Wer Geld in Gold anlegt, bekommt es vielfach mit den Steuern zu tun. Doch nur keine Panik, es geht auch ohne.

An sich ist die Geldanlage in Gold ein Kinderspiel: Bei renommierten Edelmetallhändlern zu Tagespreisen Anlagemünzen wie Krügerrand oder Wiener Philharmoniker mit 1 Feinunze Gewicht (31,1 Gramm) oder Barren (z.B. 250 Gramm) und einem geringen Preisaufschlag von etwas über fünf bzw. drei Prozent mehrwertsteuerfrei kaufen, an einem sicheren Ort aufbewahren, warten, bis der Goldpreis sich verdreifacht oder verfünffacht hat, und danach abgeltungsteuerfrei verkaufen.

Wer eine solche Anlagestrategie für verrückt hält, sollte überlegen, ob nicht doch etwas dran sein könnte.
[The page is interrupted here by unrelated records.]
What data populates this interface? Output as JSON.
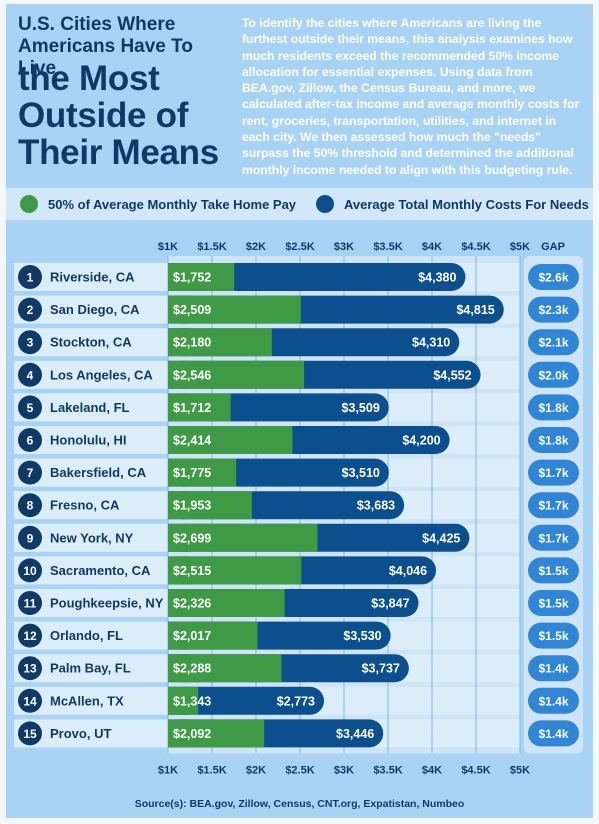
{
  "header": {
    "title_small": "U.S. Cities Where Americans Have To Live",
    "title_big": "the Most Outside of Their Means",
    "intro": "To identify the cities where Americans are living the furthest outside their means, this analysis examines how much residents exceed the recommended 50% income allocation for essential expenses. Using data from BEA.gov, Zillow, the Census Bureau, and more, we calculated after-tax income and average monthly costs for rent, groceries, transportation, utilities, and internet in each city. We then assessed how much the \"needs\" surpass the 50% threshold and determined the additional monthly income needed to align with this budgeting rule."
  },
  "legend": {
    "green_label": "50% of Average Monthly Take Home Pay",
    "blue_label": "Average Total Monthly Costs For Needs"
  },
  "colors": {
    "green": "#3f9a45",
    "blue": "#0b4f8f",
    "navy": "#0f3a66",
    "gap_pill": "#2f86d6",
    "row_bg": "#d2e7f8"
  },
  "gap_header": "GAP",
  "source": "Source(s): BEA.gov, Zillow, Census, CNT.org, Expatistan, Numbeo",
  "chart_data": {
    "type": "bar",
    "orientation": "horizontal",
    "stacked": false,
    "xlim": [
      1000,
      5000
    ],
    "x_ticks": [
      1000,
      1500,
      2000,
      2500,
      3000,
      3500,
      4000,
      4500,
      5000
    ],
    "x_tick_labels": [
      "$1K",
      "$1.5K",
      "$2K",
      "$2.5K",
      "$3K",
      "$3.5K",
      "$4K",
      "$4.5K",
      "$5K"
    ],
    "grid": true,
    "legend_position": "top",
    "ranks": [
      "1",
      "2",
      "3",
      "4",
      "5",
      "6",
      "7",
      "8",
      "9",
      "10",
      "11",
      "12",
      "13",
      "14",
      "15"
    ],
    "categories": [
      "Riverside, CA",
      "San Diego, CA",
      "Stockton, CA",
      "Los Angeles, CA",
      "Lakeland, FL",
      "Honolulu, HI",
      "Bakersfield, CA",
      "Fresno, CA",
      "New York, NY",
      "Sacramento, CA",
      "Poughkeepsie, NY",
      "Orlando, FL",
      "Palm Bay, FL",
      "McAllen, TX",
      "Provo, UT"
    ],
    "series": [
      {
        "name": "50% of Average Monthly Take Home Pay",
        "values": [
          1752,
          2509,
          2180,
          2546,
          1712,
          2414,
          1775,
          1953,
          2699,
          2515,
          2326,
          2017,
          2288,
          1343,
          2092
        ],
        "labels": [
          "$1,752",
          "$2,509",
          "$2,180",
          "$2,546",
          "$1,712",
          "$2,414",
          "$1,775",
          "$1,953",
          "$2,699",
          "$2,515",
          "$2,326",
          "$2,017",
          "$2,288",
          "$1,343",
          "$2,092"
        ]
      },
      {
        "name": "Average Total Monthly Costs For Needs",
        "values": [
          4380,
          4815,
          4310,
          4552,
          3509,
          4200,
          3510,
          3683,
          4425,
          4046,
          3847,
          3530,
          3737,
          2773,
          3446
        ],
        "labels": [
          "$4,380",
          "$4,815",
          "$4,310",
          "$4,552",
          "$3,509",
          "$4,200",
          "$3,510",
          "$3,683",
          "$4,425",
          "$4,046",
          "$3,847",
          "$3,530",
          "$3,737",
          "$2,773",
          "$3,446"
        ]
      }
    ],
    "gap_labels": [
      "$2.6k",
      "$2.3k",
      "$2.1k",
      "$2.0k",
      "$1.8k",
      "$1.8k",
      "$1.7k",
      "$1.7k",
      "$1.7k",
      "$1.5k",
      "$1.5k",
      "$1.5k",
      "$1.4k",
      "$1.4k",
      "$1.4k"
    ]
  }
}
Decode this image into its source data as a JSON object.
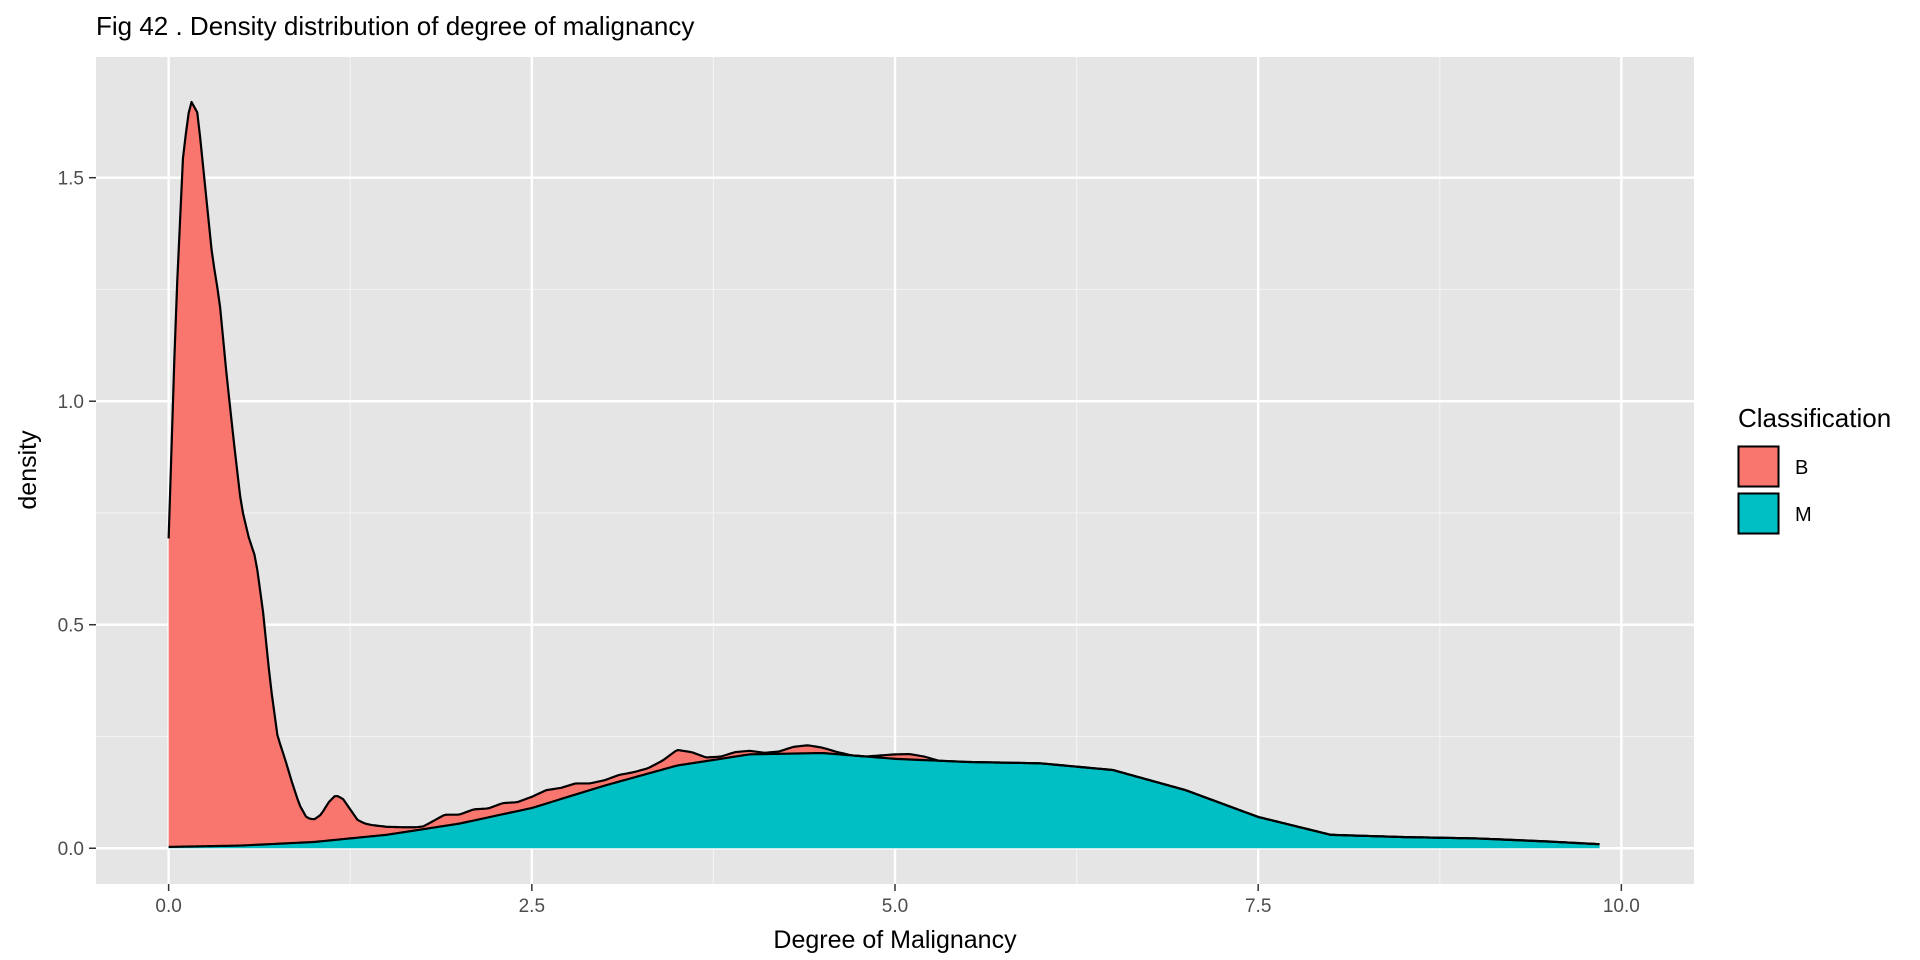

Denn so, wie das Papiergeld (oder besser: sein elektronisches Äquivalent) heute weltweit als "Fiat Money" (lat. / engl.: es werde Geld) geschöpft wird, kann es aus diesem Schöpfungsakt nur entwertet hervorgehen – im Vergleich zu realen Werten, wie eben Gold, ebenfalls Silber, Immobilien, Lebensmittel, zum Teil Aktien, etc. Sogar der Kauf von Silberbarren dürfte sich unter den genannten Umständen als profitables Investment erweisen, auch wenn hier beim Kauf zusätzlich zum Preisaufschlag 19 Prozent Mehrwertsteuer zu zahlen sind.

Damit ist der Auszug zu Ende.